13692341_10154141490070289_1958867795_o

Canan Kaftancıoğlu – O/HAL’de Ne Yapmalı?

canan 15 Temmuz darbe kalkışması üzerine çok yazıldı, çizildi. Görünen o ki, bu durum uzunca bir süre devam edecek. 15 Temmuz’a nasıl gelindi? Devamında o gece yaşanılanlar ve sonrası: Her biri ayrı ayrı ele alınması, derinlemesine irdelenmesi, geçmişten bugüne bütüncül bir bakışla değerlendirilmesi gereken olaylar silsilesi.

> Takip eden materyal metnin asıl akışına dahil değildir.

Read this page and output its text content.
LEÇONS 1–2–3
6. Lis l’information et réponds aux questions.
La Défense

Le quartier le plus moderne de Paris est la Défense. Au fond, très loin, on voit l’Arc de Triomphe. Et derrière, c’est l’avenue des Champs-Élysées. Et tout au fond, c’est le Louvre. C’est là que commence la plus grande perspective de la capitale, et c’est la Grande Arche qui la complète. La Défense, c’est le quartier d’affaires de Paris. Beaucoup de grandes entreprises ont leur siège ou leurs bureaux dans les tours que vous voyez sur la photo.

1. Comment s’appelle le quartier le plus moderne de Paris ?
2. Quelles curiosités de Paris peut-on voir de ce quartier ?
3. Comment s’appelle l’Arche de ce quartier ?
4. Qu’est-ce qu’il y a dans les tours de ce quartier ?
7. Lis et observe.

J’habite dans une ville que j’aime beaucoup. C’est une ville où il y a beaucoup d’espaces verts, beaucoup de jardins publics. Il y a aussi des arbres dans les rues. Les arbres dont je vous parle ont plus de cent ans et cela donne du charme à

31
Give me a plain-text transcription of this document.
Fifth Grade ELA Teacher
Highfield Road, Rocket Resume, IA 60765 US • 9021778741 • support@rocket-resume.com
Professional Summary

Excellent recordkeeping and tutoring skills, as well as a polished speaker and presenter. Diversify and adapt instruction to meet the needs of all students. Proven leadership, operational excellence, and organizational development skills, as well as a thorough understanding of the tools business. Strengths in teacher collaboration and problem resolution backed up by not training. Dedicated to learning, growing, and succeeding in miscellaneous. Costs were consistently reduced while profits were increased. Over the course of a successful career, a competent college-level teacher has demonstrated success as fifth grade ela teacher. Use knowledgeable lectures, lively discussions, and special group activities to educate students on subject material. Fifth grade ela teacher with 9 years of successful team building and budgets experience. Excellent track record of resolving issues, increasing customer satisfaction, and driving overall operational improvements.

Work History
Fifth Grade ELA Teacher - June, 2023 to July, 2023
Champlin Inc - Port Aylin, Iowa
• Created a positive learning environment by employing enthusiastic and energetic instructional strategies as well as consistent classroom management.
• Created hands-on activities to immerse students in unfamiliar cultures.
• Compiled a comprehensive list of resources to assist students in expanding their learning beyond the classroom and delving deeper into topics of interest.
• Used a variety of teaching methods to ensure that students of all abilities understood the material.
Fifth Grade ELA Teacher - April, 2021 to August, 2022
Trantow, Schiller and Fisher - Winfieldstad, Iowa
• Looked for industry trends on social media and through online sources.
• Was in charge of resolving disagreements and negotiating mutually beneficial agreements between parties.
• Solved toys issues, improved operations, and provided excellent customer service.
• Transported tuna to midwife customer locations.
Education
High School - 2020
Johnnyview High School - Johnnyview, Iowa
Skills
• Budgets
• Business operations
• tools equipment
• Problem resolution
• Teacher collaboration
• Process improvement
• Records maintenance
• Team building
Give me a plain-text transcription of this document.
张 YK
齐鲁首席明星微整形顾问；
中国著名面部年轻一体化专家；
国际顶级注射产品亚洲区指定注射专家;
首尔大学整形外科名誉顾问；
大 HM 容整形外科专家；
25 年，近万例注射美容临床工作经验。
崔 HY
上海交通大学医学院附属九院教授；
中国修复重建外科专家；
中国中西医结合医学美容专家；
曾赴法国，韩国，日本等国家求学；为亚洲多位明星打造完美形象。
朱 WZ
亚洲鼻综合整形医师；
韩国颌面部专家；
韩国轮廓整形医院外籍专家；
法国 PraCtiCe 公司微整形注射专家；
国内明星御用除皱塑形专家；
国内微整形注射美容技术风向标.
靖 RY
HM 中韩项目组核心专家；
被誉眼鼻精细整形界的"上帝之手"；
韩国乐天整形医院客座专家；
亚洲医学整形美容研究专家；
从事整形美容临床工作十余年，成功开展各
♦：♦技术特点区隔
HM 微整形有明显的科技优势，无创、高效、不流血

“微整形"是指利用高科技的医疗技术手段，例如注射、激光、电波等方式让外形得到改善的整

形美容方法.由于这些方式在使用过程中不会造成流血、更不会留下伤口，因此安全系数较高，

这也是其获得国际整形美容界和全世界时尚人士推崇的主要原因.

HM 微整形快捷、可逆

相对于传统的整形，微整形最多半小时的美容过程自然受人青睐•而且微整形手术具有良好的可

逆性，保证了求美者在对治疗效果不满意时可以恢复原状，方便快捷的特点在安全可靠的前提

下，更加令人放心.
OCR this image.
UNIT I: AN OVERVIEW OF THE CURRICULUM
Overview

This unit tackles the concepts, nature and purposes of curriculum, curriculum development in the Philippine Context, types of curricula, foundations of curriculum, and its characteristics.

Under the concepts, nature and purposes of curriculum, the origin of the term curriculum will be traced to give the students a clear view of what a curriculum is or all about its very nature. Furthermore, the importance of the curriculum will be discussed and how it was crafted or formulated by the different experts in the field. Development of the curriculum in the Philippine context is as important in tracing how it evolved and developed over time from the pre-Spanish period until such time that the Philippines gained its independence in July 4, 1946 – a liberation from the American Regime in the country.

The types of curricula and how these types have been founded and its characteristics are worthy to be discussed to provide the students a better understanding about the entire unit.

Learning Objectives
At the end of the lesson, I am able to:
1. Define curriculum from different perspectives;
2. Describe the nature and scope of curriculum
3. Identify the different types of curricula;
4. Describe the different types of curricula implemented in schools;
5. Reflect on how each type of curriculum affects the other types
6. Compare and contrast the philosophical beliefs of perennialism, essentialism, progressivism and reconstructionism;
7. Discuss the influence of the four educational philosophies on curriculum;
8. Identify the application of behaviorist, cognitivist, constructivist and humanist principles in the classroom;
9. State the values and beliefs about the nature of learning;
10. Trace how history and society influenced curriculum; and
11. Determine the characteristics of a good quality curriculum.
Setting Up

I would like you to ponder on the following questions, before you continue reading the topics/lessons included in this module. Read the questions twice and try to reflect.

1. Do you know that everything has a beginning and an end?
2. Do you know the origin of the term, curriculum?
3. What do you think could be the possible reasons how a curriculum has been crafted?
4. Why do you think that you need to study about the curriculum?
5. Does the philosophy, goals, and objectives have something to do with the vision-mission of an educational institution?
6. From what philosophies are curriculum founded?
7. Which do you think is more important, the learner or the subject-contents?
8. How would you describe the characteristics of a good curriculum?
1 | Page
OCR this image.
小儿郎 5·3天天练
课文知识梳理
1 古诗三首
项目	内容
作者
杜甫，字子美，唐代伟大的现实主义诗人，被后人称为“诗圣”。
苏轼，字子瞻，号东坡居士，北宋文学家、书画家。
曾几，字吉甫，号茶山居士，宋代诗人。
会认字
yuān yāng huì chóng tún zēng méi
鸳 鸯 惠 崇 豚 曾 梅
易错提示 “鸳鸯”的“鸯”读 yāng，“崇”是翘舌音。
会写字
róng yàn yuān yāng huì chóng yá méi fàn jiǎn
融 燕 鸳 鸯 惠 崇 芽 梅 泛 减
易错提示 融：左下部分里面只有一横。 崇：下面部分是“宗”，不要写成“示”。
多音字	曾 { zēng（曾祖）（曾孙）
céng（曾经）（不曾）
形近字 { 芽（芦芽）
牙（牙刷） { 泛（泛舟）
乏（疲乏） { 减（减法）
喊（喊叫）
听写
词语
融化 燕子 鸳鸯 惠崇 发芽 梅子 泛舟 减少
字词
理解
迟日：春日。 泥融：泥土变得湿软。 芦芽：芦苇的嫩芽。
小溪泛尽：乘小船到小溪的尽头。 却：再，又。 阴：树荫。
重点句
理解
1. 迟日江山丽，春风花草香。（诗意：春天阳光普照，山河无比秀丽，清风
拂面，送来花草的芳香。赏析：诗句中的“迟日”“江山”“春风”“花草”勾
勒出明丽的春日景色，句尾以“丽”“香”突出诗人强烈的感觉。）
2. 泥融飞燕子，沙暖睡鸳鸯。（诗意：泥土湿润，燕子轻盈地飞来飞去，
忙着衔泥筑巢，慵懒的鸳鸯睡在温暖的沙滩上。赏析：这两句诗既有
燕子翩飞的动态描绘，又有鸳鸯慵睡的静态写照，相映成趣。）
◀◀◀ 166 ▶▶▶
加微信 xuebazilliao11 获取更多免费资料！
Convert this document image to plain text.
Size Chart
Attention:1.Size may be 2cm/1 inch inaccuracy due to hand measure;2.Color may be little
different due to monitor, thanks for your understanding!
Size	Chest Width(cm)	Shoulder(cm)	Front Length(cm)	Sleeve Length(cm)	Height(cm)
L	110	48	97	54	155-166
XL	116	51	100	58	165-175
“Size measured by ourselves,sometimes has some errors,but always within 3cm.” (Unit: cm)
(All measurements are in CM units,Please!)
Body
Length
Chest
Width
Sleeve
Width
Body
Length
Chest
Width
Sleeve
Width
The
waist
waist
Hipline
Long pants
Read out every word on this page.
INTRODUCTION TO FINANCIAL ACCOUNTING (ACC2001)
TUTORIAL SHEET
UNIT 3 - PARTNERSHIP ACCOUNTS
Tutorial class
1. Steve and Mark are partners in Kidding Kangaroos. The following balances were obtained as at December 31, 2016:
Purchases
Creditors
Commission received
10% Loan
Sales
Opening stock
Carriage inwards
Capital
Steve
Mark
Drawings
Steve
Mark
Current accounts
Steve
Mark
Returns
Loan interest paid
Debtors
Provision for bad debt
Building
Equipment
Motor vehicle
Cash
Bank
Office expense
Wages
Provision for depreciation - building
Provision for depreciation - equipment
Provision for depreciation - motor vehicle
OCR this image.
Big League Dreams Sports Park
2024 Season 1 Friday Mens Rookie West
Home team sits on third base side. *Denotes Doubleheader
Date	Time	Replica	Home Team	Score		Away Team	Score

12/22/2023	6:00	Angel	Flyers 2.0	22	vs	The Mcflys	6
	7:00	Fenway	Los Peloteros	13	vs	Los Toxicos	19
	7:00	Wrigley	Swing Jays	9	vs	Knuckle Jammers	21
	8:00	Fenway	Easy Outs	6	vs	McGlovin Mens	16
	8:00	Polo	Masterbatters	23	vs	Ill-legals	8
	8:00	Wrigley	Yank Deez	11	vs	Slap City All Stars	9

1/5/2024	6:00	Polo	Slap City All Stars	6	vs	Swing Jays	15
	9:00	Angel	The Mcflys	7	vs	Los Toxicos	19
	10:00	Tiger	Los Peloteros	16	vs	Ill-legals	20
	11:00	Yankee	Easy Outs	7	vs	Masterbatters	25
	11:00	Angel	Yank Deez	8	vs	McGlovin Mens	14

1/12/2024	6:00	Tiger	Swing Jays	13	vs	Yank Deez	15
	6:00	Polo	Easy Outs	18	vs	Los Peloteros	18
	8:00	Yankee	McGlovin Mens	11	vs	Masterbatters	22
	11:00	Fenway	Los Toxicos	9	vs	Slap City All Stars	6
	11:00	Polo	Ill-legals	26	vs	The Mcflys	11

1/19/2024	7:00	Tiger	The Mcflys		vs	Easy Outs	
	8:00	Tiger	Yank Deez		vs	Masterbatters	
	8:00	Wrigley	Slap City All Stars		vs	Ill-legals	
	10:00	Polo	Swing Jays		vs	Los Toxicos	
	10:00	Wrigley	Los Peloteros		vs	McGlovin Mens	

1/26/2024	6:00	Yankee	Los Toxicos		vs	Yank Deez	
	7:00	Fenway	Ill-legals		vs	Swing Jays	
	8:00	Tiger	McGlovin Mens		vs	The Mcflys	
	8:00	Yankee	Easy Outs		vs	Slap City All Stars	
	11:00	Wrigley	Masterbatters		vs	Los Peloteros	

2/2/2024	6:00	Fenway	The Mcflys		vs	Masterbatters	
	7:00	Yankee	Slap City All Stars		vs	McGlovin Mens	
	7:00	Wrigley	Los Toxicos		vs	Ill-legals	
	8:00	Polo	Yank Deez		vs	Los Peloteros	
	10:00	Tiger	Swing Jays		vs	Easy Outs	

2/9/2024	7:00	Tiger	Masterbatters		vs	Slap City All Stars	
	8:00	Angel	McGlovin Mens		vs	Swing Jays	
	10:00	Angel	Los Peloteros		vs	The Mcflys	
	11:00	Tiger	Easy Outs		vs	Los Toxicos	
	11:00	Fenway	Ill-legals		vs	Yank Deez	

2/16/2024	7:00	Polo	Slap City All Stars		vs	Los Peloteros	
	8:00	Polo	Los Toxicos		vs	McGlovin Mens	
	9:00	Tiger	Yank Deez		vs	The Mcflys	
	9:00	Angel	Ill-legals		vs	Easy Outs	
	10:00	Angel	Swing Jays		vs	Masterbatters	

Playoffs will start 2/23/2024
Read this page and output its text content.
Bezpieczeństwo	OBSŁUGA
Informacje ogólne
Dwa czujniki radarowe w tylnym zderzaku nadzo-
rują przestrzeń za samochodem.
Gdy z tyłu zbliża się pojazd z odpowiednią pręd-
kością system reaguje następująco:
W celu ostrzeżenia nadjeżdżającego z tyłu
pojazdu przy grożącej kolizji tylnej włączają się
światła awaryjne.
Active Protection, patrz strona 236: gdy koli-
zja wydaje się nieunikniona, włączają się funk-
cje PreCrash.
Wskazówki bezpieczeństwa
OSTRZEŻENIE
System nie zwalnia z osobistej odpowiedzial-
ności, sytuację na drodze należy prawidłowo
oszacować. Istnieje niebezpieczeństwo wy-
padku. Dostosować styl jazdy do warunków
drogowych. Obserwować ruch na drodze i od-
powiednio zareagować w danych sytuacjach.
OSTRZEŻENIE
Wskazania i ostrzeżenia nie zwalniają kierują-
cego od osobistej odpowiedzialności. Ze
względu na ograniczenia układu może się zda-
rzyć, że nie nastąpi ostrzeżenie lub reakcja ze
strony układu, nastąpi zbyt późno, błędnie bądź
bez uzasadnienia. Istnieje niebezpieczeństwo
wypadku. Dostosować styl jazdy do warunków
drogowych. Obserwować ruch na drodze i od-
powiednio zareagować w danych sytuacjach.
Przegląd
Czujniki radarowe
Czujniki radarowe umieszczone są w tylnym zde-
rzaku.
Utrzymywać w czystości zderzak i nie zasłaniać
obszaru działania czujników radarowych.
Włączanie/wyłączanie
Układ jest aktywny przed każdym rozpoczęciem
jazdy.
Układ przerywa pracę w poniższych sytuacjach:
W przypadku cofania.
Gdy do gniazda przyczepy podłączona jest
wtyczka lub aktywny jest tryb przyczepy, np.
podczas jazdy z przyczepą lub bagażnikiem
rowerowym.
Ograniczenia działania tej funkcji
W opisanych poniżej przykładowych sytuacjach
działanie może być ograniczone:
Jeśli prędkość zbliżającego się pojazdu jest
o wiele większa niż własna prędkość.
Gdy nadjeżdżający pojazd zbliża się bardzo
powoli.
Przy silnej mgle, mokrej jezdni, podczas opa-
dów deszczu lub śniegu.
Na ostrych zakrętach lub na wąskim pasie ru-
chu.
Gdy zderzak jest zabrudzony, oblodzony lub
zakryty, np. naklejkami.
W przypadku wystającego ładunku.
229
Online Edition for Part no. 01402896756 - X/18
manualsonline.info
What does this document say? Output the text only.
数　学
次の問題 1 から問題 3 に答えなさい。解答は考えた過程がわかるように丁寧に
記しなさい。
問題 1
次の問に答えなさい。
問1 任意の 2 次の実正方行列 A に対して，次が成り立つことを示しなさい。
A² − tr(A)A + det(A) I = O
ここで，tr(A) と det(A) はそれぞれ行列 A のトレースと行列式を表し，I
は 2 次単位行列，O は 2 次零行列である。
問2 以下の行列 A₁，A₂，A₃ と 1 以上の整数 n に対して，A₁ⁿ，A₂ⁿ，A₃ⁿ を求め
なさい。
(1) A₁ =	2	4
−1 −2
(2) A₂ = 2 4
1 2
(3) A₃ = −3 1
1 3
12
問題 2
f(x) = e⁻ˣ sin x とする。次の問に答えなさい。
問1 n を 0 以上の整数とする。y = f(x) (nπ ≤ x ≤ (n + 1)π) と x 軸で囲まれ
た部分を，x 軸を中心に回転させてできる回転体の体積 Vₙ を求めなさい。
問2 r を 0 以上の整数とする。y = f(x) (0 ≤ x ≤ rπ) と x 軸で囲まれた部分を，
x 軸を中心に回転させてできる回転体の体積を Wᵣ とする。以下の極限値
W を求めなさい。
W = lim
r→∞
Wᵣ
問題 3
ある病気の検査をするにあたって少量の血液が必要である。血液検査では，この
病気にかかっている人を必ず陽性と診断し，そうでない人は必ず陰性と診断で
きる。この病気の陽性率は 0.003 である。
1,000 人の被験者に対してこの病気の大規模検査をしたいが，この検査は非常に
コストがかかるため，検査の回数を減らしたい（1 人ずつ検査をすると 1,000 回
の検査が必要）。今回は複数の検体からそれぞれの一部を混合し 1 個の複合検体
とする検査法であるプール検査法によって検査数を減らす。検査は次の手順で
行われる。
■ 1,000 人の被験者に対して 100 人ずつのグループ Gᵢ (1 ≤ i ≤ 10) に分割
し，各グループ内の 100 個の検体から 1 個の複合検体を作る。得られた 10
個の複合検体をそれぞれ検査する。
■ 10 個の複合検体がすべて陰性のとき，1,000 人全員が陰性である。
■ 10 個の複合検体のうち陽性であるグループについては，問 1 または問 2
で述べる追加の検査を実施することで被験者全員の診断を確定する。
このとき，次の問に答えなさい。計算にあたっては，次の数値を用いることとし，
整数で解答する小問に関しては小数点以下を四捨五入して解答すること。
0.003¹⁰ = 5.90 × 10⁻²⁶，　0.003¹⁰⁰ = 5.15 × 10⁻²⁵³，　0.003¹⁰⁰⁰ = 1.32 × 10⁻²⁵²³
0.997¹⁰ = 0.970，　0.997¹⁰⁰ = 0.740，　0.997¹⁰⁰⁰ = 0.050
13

Başlıktan da anlaşılacağı üzere yazının ana konusu, memleketi 15 Temmuz’a getiren süreç ya da o gece yaşanılanlar değil. Bugünün Türkiye’sinde bizlerin ne yapacağmız ya da yapmamız gerektiği. Nasıl aydınlığa çıkacağımız. Konumuza geçmeden, bütünlüklü olması bakımından öncesine dair birkaç cümle kurmak yerinde olur. 15 Temmuz gecesi kucağımıza bırakılan darbe girişiminin öncesine gittiğimizde, bugünün düşmanlarının nasıl kardeş kardeş geçindiklerinin örneklerini görmekteyiz. AKP-Cemaat kavgasının filiz vermeye başladığı günlerde Recep Tayyip Erdoğan’ın “Ne istediler de vermedik?” cümlesi zamanındaki kardeşliği göstermesi bakımından önemli olup, verilebilecek sayısız örneği arka arkaya sıralamayı gereksiz kılar.

Şeffaflıktan uzak tutuluyoruz

15 Temmuz akşamına gelindiğinde, onca bilinmezlik, belirsizlik ve çelişkinin olduğu bir yerde geceye ve darbeye dair kesin yargı içeren cümleler kurmak yanlış bir yerde konumlanmamıza neden olabilir. Farklı kesimlerden gelen birbiri ile çelişen açıklamalar, görünen kısmıyla darbenin şekli, küresel güçlerin ne derece etkili olduğu, yapıldığı iddia edilen ulusal ve uluslararası pazarlıklar gibi buz dağının altında kalanlar su üzerine çıkarılmadan yapılacak her yorum eksik kalacaktır.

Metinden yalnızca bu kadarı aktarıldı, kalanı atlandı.